A cidade foi escolhida pela Eletronuclear como a melhor opção para a instalação, a partir de estudos do Programa de Expansão da Energia Nuclear Brasileira. O diretor de operações da Companhia Hidrelétrica do São Francisco, Chesf, João Henrique de Araújo Neto, disse que, com o aumento da população e a diminuição das chuvas, a matriz elétrica brasileira, que é cerca de 65% hidráulica, tem sofrido sérios comprometimentos. Segundo ele, o Nordeste tem vocação para ser uma região exportadora de energia elétrica, mas para isto, é necessário planejamento e uma matriz energética diversificada e segura, que possa atender o consumidor a qualquer momento.
A professora Helen Khouri, do Departamento de Energia Nuclear da Universidade Federal de Pernambuco, UFPE, apresentou detalhes sobre o uso da energia nuclear em áreas como saúde, indústria e agricultura, e ressaltou que a desinformação pode atrapalhar a chegada do empreendimento a Itacuruba, fazendo a cidade perder a oportunidade de desenvolvimento. “Nós tivemos fases de escravos, mas agora nós temos os escravos tecnológicos. Se nós não tomarmos cuidado, nós vamos ser mais um daqueles países em que não pode desenvolver as tecnologias de ponta e vamos continuar pagando royalties.”

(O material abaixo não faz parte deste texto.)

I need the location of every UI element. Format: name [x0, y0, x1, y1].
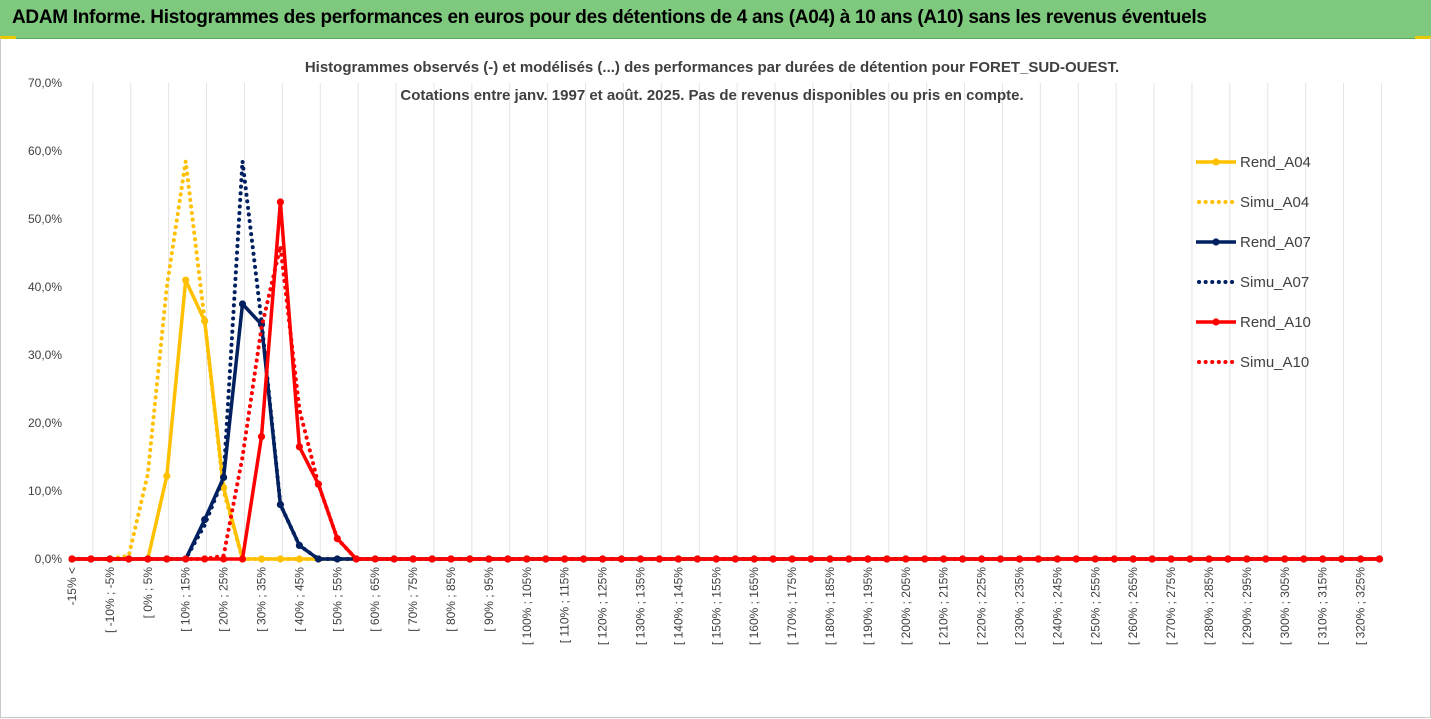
- x-tick-label: [ 280% ; 285%: [1202, 567, 1216, 645]
- x-tick-label: [ 20% ; 25%: [217, 567, 231, 632]
- data-point-rend-a10: [144, 555, 152, 563]
- data-point-rend-a10: [447, 555, 455, 563]
- data-point-rend-a10: [257, 433, 266, 441]
- data-point-rend-a10: [617, 555, 626, 563]
- histogram-chart: Histogrammes observés (-) et modélisés (…: [28, 59, 1384, 645]
- data-point-rend-a10: [466, 555, 474, 563]
- legend-marker-rend-a07: [1212, 238, 1220, 246]
- x-tick-label: [ 170% ; 175%: [785, 567, 799, 645]
- x-tick-label: [ 310% ; 315%: [1316, 567, 1330, 645]
- data-point-rend-a07: [238, 300, 247, 308]
- data-point-rend-a10: [1205, 555, 1213, 563]
- x-tick-label: [ 290% ; 295%: [1240, 567, 1254, 645]
- x-tick-label: [ 200% ; 205%: [899, 567, 913, 645]
- y-tick-label: 50,0%: [28, 212, 62, 226]
- x-tick-label: [ 150% ; 155%: [709, 567, 723, 645]
- y-tick-label: 20,0%: [28, 416, 62, 430]
- x-tick-label: [ 110% ; 115%: [558, 567, 572, 644]
- x-tick-label: [ 40% ; 45%: [292, 567, 306, 632]
- x-tick-label: [ 10% ; 15%: [179, 567, 193, 632]
- x-tick-label: [ -10% ; -5%: [103, 567, 117, 633]
- x-tick-label: [ 210% ; 215%: [937, 567, 951, 645]
- series-line-rend-a04: [72, 278, 1380, 561]
- legend-label-rend-a10: Rend_A10: [1240, 314, 1311, 331]
- y-tick-label: 10,0%: [28, 484, 62, 498]
- data-point-rend-a07: [333, 555, 341, 563]
- x-tick-label: [ 90% ; 95%: [482, 567, 496, 632]
- x-tick-label: [ 100% ; 105%: [520, 567, 534, 645]
- x-tick-label: [ 50% ; 55%: [330, 567, 344, 632]
- data-point-rend-a04: [163, 472, 171, 480]
- x-tick-label: [ 250% ; 255%: [1088, 567, 1102, 645]
- x-tick-label: [ 220% ; 225%: [975, 567, 989, 645]
- legend-label-simu-a10: Simu_A10: [1240, 354, 1309, 371]
- x-tick-label: [ 80% ; 85%: [444, 567, 458, 632]
- legend-marker-rend-a10: [1212, 318, 1220, 326]
- x-tick-label: [ 120% ; 125%: [596, 567, 610, 645]
- data-point-rend-a10: [276, 198, 284, 206]
- y-tick-label: 40,0%: [28, 280, 62, 294]
- data-point-rend-a10: [1186, 555, 1194, 563]
- data-point-rend-a10: [750, 555, 758, 563]
- legend-marker-rend-a04: [1212, 158, 1220, 166]
- x-tick-label: [ 70% ; 75%: [406, 567, 420, 632]
- x-tick-label: [ 240% ; 245%: [1050, 567, 1064, 645]
- x-tick-label: [ 300% ; 305%: [1278, 567, 1292, 645]
- x-tick-label: [ 140% ; 145%: [671, 567, 685, 645]
- data-point-rend-a10: [220, 555, 228, 563]
- chart-title: Histogrammes observés (-) et modélisés (…: [305, 59, 1119, 76]
- legend: Rend_A04 Simu_A04 Rend_A07 Simu_A07 Rend_A10…: [1196, 154, 1311, 371]
- x-tick-label: [ 190% ; 195%: [861, 567, 875, 645]
- data-point-rend-a10: [1338, 555, 1346, 563]
- series-line-simu-a04: [70, 159, 1382, 561]
- data-point-rend-a10: [599, 555, 607, 563]
- legend-label-rend-a04: Rend_A04: [1240, 154, 1311, 171]
- x-tick-label: [ 260% ; 265%: [1126, 567, 1140, 645]
- title-banner: ADAM Informe. Histogrammes des performan…: [0, 0, 1431, 39]
- chart-subtitle: Cotations entre janv. 1997 et août. 2025…: [400, 87, 1023, 104]
- series-lines: [68, 159, 1384, 563]
- legend-label-simu-a07: Simu_A07: [1240, 274, 1309, 291]
- data-point-rend-a10: [1034, 555, 1042, 563]
- y-tick-label: 60,0%: [28, 144, 62, 158]
- legend-label-simu-a04: Simu_A04: [1240, 194, 1309, 211]
- x-tick-label: [ 160% ; 165%: [747, 567, 761, 645]
- gridlines: [92, 83, 1382, 559]
- data-point-rend-a10: [1053, 555, 1061, 563]
- x-tick-label: [ 60% ; 65%: [368, 567, 382, 632]
- x-tick-label: [ 180% ; 185%: [823, 567, 837, 645]
- x-tick-label: [ 270% ; 275%: [1164, 567, 1178, 645]
- x-tick-label: [ 230% ; 235%: [1013, 567, 1027, 645]
- x-tick-label: [ 30% ; 35%: [255, 567, 269, 632]
- y-tick-label: 30,0%: [28, 348, 62, 362]
- x-tick-label: [ 320% ; 325%: [1354, 567, 1368, 645]
- x-tick-label: [ 0% ; 5%: [141, 567, 155, 619]
- data-point-rend-a10: [238, 555, 247, 563]
- data-point-rend-a10: [295, 443, 303, 451]
- data-point-rend-a10: [902, 555, 910, 563]
- series-line-simu-a10: [70, 244, 1382, 561]
- banner-title: ADAM Informe. Histogrammes des performan…: [12, 7, 1207, 28]
- corner-accent-right: [1415, 36, 1431, 39]
- y-tick-label: 0,0%: [35, 552, 63, 566]
- corner-accent-left: [0, 36, 16, 39]
- x-axis-ticks: -15% < [ -10% ; -5% [ 0% ; 5% [ 10% ; 15% [ …: [65, 567, 1368, 645]
- x-tick-label: [ 130% ; 135%: [634, 567, 648, 645]
- x-tick-label: -15% <: [65, 567, 79, 605]
- y-tick-label: 70,0%: [28, 76, 62, 90]
- legend-label-rend-a07: Rend_A07: [1240, 234, 1311, 251]
- y-axis-ticks: 0,0% 10,0% 20,0% 30,0% 40,0% 50,0% 60,0% 70,0%: [28, 76, 62, 566]
- data-point-rend-a04: [182, 276, 190, 284]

O engenheiro eletricista Carlos Henrique Mariz também defendeu o projeto e apresentou detalhes sobre a matriz energética mundial e sobre a participação da energia nuclear nesse contexto. Segundo ele, este tipo de energia é uma das mais limpas e seguras. “Você tem hoje 444 usinas operando há mais de 20 anos, 24 horas por dia. Esses três acidentes que tiveram, quando você contabiliza, o número de mortes é pequeno, a quantidade é muito pequeno de pessoas. Então, o pessoal tem que se tranquilizar com relação a isso. O mundo todo continua construindo usinas nucleares as usinas nucleares são a forma mais segura de produção de eletricidade que o homem desenvolveu”.
Autor da Proposta de Emenda Constitucional que permite a instalação de usinas nucleares em Pernambuco, em tramitação na Alepe, o deputado Alberto Feitosa, do Solidariedade, destacou o potencial do investimento e disse que o receio em relação à instalação de uma usina nuclear no Estado é proporcional ao desconhecimento que as pessoas têm sobre o assunto. Por isso, ele afirmou que vai sugerir ao governo do Estado que promova ações educativas que ajudem a tirar as dúvidas da população. “O esclarecimento é fundamental para que a gente possa não só ter o equipamento, mas, também oportunizar as pessoas Pernambuco a opinarem de maneira correta.”
Entre os dias 16 e 18 deste mês, a Comissão de Ciência e Tecnologia vai visitar as instalações da usina nuclear de Angra dos Reis, no Rio de Janeiro. O objetivo é conhecer os detalhes do funcionamento e das medidas de segurança e proteção ambiental do empreendimento.